My body is adjusting to all the miles. Last night, after riding seven miles, I made it up a bike hill without having to dismount and push the bike. That felt good and gave me renewed confidence. I'm too concerned with how far or how fast I travel, my main mission is to connect with other survivors. I started posting Craigslist ads in cities I will be visiting looking for anyone interested in sharing their survivor stories.

I'm excited to get my new brochures from Atos medical.  The black and white ones I have now are just not the same thing. I want to present people with something of quality that looks professional. Atos is also sending me some jerseys they had printed. They are also sending me one or two of their new hands-free units that will allow me to talk with having to stick my dirty finger in my hole, my stoma... I call it the hole.
I really looking forward to riding along the coast and doing some camping at the hiker-biker sites that charge $5 per person. I expect to meet lots of fellow cyclist and hope to meet some fellow survivors. 

Thank you for following my adventure and sharing my story, your support has made this all happen.

Tuesday, August 4, 2015

Two nights before I hit the road...

Just two nights left before I hit the road. I’m having lots of mixed emotions that are keeping my mind stirring and my heart tight. I can never sleep before major events. I did a hundred mile bike ride once on no sleep and climbed Mt. St. Helens on no sleep (more than once!). I’m just too excited to sleep. It has been a long road getting here.

I can remember not being able to walk around the block about six years ago until one day I did and I kept doing it. So I was throwing up on the side of the road with cars pulling over asking if I need help. “I’m fine, I just rode 5 miles or 10 miles,” I would say. Within a year I was doing hundred mile rides and back to climbing to the top of Mt. St. Helens.  I had three really great years.

About two years ago I started getting massive headaches that would last for a week or two. I could not function at all. I continued riding for a year with frequent headaches. My doctor had advised me to cut back on my riding when they first started, but cycling was my life, and after a year of pain I gave in and stopped riding more than 10 miles a day and no racing. No one wants to go 8 mph when they can go going 22 mph!

That was a year ago. This winter was very depressing. My pain levels were out of control and I had to ask the doctors for some medication. It sucked being back on pain pills. My mental health was really going downhill. I had lost most of my hope.
I broke down and started a fundraiser to raise money for a recumbent bike. Because I had operations on my neck, and had a feeding tube for so long, seventeen years too long, and had lost too much muscle mass, the riding position of my road bike was hurting my neck. The recumbent fixed all of that.
Instantly I was back in the saddle. Within a few weeks I was up to doing four 40 mile rides in ten days. The world went from a dark painful place where I saw little hope to one where I could dream again, dream about adventures, and a better life for my daughter.
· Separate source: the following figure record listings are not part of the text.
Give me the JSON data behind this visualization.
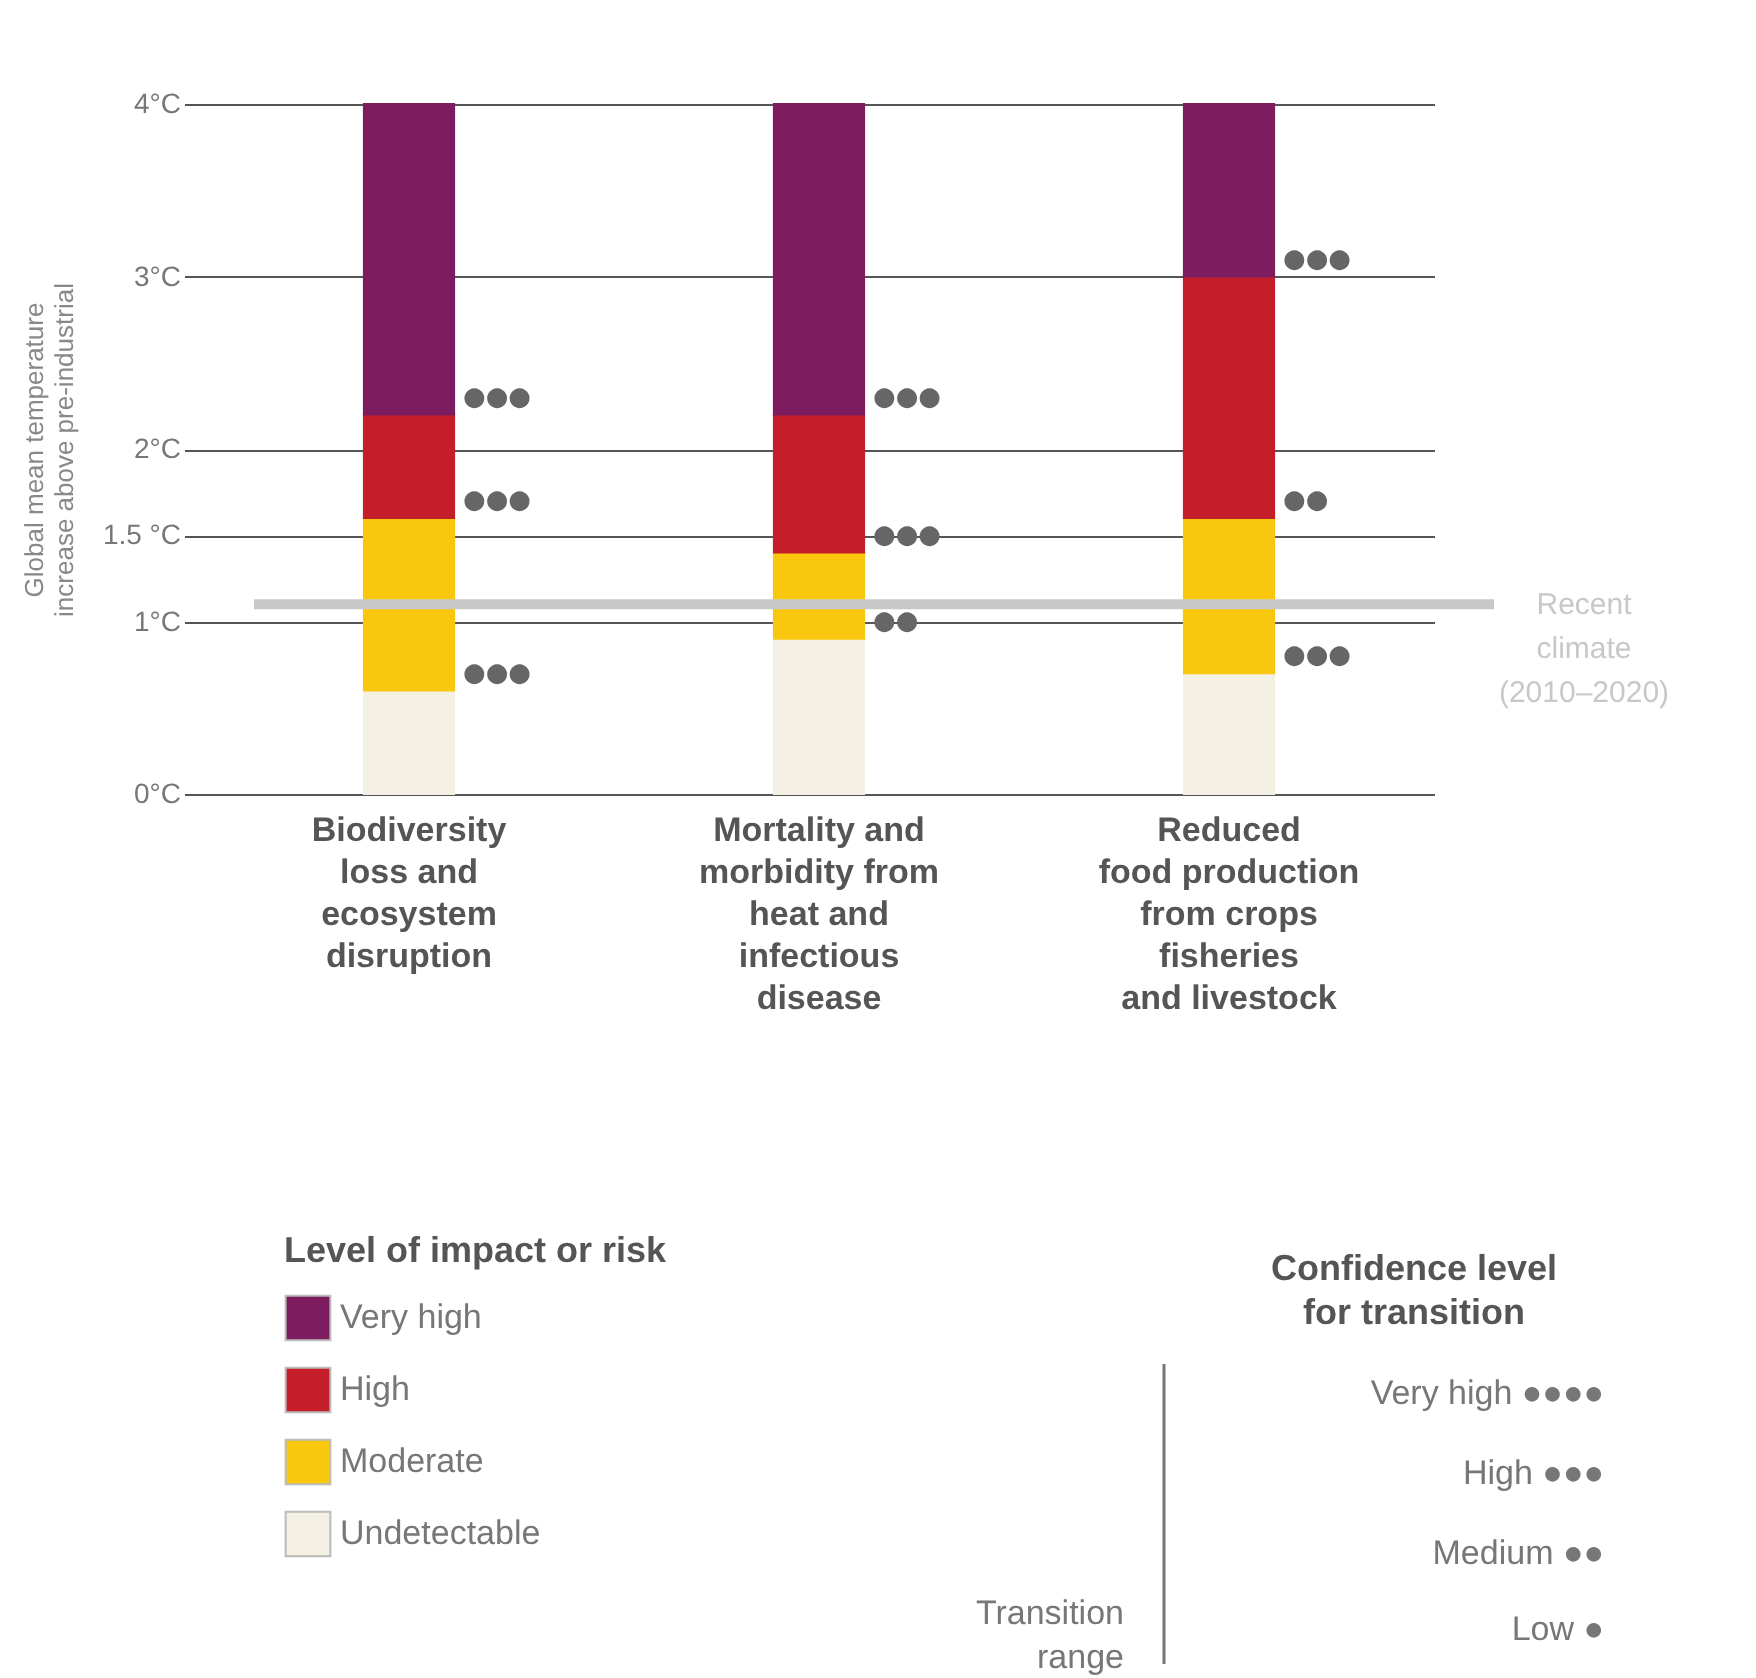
{
  "chart_data": {
    "type": "bar",
    "stacked": true,
    "ylabel": "Global mean temperature\nincrease above pre-industrial",
    "legend_title": "Level of impact or risk",
    "categories": [
      "Biodiversity\nloss and\necosystem\ndisruption",
      "Mortality and\nmorbidity from\nheat and\ninfectious\ndisease",
      "Reduced\nfood production\nfrom crops\nfisheries\nand livestock"
    ],
    "series": [
      {
        "name": "Undetectable",
        "color": "#f4f1e4",
        "values": [
          0.6,
          0.9,
          0.7
        ]
      },
      {
        "name": "Moderate",
        "color": "#f9c80e",
        "values": [
          1.0,
          0.5,
          0.9
        ]
      },
      {
        "name": "High",
        "color": "#c41e2a",
        "values": [
          0.6,
          0.8,
          1.4
        ]
      },
      {
        "name": "Very high",
        "color": "#7d1d5f",
        "values": [
          1.8,
          1.8,
          1.0
        ]
      }
    ],
    "ylim": [
      0,
      4
    ],
    "yticks": [
      {
        "value": 0,
        "label": "0°C"
      },
      {
        "value": 1,
        "label": "1°C"
      },
      {
        "value": 1.5,
        "label": "1.5 °C"
      },
      {
        "value": 2,
        "label": "2°C"
      },
      {
        "value": 3,
        "label": "3°C"
      },
      {
        "value": 4,
        "label": "4°C"
      }
    ],
    "grid": "y",
    "legend": "bottom left",
    "ref_lines": [
      {
        "axis": "y",
        "value": 1.1,
        "label": "Recent climate (2010–2020)",
        "color": "#c8c8c8"
      }
    ],
    "annotations": [
      {
        "text": "●●●",
        "x": "Biodiversity\nloss and\necosystem\ndisruption",
        "y": 0.6
      },
      {
        "text": "●●●",
        "x": "Biodiversity\nloss and\necosystem\ndisruption",
        "y": 1.6
      },
      {
        "text": "●●●",
        "x": "Biodiversity\nloss and\necosystem\ndisruption",
        "y": 2.2
      },
      {
        "text": "●●",
        "x": "Mortality and\nmorbidity from\nheat and\ninfectious\ndisease",
        "y": 0.9
      },
      {
        "text": "●●●",
        "x": "Mortality and\nmorbidity from\nheat and\ninfectious\ndisease",
        "y": 1.4
      },
      {
        "text": "●●●",
        "x": "Mortality and\nmorbidity from\nheat and\ninfectious\ndisease",
        "y": 2.2
      },
      {
        "text": "●●●",
        "x": "Reduced\nfood production\nfrom crops\nfisheries\nand livestock",
        "y": 0.7
      },
      {
        "text": "●●",
        "x": "Reduced\nfood production\nfrom crops\nfisheries\nand livestock",
        "y": 1.6
      },
      {
        "text": "●●●",
        "x": "Reduced\nfood production\nfrom crops\nfisheries\nand livestock",
        "y": 3.0
      },
      "Confidence level\nfor transition",
      "Very high ●●●●",
      "High ●●●",
      "Medium ●●",
      "Low ●",
      "Transition\nrange"
    ]
  }
}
Because of my recumbent bike I was able to stop taking the pain medication and will be doing my ride pain medication free. I still have pain, but no pain while cycling and nothing feels better than a fifty mile bike ride. 
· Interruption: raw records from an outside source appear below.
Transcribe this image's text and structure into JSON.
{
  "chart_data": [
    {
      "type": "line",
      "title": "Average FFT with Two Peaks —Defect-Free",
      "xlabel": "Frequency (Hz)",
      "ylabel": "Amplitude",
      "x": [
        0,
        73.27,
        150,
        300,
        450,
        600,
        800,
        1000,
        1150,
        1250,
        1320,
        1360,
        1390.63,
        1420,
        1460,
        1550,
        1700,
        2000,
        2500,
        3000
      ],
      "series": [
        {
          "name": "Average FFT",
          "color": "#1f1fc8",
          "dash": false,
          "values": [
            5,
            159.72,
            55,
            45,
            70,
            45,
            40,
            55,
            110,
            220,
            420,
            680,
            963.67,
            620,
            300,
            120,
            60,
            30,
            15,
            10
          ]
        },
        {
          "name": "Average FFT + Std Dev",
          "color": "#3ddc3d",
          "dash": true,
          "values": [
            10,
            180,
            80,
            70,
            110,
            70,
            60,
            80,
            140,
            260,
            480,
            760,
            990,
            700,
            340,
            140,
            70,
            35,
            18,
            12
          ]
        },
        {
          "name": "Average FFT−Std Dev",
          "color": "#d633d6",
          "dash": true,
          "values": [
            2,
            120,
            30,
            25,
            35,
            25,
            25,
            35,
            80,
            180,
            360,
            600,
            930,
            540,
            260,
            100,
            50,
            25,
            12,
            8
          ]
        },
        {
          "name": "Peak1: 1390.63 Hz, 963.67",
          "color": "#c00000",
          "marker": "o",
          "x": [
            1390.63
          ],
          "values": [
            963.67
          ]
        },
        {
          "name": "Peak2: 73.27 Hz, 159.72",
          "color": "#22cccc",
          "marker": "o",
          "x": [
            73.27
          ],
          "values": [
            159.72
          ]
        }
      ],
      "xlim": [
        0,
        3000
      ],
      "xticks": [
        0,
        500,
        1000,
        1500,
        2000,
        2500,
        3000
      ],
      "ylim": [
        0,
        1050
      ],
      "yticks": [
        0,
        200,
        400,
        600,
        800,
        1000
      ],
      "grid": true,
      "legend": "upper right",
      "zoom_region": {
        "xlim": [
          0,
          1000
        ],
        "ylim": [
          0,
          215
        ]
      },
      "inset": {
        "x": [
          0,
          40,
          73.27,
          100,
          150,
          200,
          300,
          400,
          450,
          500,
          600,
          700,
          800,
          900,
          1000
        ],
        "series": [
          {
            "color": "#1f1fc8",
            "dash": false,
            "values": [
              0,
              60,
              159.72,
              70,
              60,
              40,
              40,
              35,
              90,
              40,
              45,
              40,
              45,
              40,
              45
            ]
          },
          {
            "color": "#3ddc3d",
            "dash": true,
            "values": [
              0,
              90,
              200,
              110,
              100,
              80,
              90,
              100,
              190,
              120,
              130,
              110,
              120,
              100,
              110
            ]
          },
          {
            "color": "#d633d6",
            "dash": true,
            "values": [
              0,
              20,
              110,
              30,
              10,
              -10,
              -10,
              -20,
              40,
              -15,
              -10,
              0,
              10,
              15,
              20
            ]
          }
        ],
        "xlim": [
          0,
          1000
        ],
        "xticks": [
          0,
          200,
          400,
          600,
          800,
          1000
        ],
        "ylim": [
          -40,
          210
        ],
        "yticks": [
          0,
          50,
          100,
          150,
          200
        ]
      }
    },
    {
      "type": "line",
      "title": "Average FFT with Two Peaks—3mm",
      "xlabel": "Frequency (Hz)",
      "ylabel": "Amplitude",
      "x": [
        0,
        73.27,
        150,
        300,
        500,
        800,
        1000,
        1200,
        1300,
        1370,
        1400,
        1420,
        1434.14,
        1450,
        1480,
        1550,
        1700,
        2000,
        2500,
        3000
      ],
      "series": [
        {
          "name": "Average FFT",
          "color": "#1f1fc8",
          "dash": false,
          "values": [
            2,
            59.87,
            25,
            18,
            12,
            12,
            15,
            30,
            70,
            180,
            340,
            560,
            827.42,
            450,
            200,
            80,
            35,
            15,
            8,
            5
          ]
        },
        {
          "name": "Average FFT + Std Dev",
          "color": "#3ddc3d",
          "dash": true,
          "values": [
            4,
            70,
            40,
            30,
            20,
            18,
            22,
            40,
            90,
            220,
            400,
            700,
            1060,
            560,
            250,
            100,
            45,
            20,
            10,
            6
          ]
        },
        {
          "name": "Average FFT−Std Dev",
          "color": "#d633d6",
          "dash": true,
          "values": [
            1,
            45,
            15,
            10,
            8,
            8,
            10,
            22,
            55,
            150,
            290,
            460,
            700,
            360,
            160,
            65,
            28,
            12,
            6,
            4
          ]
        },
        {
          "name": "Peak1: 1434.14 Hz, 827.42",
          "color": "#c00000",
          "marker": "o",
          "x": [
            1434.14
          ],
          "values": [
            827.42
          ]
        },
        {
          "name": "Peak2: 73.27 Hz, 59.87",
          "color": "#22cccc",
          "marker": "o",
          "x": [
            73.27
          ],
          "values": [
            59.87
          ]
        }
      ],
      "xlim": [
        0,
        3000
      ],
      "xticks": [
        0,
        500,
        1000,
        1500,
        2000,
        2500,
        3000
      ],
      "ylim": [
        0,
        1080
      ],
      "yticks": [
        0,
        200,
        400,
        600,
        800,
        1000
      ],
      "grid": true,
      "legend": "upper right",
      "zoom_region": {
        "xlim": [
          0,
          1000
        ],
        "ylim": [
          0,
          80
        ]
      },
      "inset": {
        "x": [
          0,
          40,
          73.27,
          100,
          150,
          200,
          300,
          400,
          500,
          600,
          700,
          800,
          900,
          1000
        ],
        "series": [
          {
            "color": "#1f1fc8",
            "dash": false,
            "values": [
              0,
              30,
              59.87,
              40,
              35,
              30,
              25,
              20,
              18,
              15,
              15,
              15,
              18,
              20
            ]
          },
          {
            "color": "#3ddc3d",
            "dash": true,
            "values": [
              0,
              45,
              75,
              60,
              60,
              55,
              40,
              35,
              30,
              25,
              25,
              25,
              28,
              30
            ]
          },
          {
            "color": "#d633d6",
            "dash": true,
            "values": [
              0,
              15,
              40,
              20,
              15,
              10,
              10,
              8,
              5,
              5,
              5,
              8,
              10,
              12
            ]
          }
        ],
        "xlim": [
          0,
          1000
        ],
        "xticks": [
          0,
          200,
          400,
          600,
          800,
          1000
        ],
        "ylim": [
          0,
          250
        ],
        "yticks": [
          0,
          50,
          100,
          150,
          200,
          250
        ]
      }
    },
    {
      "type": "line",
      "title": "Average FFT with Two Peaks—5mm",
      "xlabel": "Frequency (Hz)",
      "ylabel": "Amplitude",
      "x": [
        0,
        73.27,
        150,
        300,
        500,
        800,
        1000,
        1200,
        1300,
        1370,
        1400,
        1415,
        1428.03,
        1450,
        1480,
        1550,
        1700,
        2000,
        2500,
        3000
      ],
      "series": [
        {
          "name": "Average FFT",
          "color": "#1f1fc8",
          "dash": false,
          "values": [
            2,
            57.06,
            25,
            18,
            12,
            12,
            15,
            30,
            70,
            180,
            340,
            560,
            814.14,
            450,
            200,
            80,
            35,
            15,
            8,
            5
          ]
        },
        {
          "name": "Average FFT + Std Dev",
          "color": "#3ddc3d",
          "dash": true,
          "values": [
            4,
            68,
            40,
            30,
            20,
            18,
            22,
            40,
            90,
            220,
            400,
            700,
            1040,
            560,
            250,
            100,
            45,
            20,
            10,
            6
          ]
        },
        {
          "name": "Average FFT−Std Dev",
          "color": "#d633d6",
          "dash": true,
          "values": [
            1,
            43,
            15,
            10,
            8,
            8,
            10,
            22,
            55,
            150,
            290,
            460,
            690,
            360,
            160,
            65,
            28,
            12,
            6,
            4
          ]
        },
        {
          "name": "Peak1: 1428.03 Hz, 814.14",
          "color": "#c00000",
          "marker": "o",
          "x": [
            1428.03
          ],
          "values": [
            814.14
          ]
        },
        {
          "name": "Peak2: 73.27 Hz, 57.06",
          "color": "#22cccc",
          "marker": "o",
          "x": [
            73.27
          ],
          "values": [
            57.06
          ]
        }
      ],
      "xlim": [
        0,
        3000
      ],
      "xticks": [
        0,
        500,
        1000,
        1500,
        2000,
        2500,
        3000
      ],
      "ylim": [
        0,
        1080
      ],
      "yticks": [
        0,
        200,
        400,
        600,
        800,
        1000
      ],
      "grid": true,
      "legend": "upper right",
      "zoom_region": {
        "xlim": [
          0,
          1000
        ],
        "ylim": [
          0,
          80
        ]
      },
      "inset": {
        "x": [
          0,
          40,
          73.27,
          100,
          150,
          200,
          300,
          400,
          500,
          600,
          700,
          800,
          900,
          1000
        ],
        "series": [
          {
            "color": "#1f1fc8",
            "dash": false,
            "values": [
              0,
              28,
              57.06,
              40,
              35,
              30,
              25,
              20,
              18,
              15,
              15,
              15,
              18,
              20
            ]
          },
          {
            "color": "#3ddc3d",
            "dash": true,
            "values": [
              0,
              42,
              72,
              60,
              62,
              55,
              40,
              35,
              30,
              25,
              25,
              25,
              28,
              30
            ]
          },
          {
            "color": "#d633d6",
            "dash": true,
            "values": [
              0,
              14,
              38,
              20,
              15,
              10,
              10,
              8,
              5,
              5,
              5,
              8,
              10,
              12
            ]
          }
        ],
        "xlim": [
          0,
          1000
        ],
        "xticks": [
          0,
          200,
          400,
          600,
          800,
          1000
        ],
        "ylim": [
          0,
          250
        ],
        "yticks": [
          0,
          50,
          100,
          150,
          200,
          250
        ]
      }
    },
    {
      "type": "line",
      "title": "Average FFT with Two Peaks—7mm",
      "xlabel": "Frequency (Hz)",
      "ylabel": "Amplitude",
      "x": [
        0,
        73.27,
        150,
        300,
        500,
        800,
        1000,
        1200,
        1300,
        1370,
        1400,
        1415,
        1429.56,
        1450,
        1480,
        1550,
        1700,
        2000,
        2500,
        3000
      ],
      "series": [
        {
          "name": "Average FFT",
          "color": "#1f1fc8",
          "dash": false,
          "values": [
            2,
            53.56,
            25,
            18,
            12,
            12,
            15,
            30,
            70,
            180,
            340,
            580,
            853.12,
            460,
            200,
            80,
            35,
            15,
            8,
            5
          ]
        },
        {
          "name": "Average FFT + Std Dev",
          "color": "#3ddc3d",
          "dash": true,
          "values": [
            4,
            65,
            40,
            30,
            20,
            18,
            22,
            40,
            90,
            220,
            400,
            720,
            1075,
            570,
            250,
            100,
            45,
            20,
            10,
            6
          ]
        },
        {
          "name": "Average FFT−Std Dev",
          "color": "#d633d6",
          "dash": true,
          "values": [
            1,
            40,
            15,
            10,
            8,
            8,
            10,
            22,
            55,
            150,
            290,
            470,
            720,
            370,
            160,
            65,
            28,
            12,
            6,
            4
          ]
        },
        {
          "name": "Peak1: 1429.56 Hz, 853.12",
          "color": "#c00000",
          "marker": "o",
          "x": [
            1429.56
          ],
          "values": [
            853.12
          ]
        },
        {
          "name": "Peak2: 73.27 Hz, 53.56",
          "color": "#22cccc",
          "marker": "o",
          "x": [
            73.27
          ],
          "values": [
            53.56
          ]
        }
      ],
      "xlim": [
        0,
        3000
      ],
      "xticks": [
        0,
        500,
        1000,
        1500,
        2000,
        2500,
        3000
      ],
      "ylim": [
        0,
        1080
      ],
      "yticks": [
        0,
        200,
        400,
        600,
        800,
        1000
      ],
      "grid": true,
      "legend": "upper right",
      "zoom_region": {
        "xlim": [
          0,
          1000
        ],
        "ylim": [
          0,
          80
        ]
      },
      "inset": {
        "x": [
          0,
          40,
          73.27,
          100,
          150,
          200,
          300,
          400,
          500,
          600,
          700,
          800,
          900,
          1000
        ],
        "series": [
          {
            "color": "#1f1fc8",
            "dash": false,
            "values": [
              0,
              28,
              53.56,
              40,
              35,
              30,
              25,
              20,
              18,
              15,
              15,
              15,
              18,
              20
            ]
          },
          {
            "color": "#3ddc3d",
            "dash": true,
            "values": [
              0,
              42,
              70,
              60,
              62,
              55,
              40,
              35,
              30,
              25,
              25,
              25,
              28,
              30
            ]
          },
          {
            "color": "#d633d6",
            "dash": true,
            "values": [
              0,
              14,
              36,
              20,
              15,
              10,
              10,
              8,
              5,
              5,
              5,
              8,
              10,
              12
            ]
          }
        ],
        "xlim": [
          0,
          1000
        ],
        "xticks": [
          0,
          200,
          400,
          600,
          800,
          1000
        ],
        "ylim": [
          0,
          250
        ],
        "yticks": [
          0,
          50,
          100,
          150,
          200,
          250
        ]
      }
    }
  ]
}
So I planned this project: the film and the ride to make it happen.  It started with the burning desire to ride every day and ride far, and I realized that if I can do that while accomplishing something even greater, than so much the better!  I started talking about the ride with a few of my Facebook friends who wanted to connect, and then I realized that this trip could be so much more and I decided to make it an Epic Adventure and turn it into a documentary about our lives.

Thankfully a few believed in me and Atos Medical put up money and medical equipment to make a 30 day ride happen. With this small ride I hope to gain enough momentum and gather enough support to spend a year or two riding around the entire world with my family, completing the filming for a feature length documentary along the way!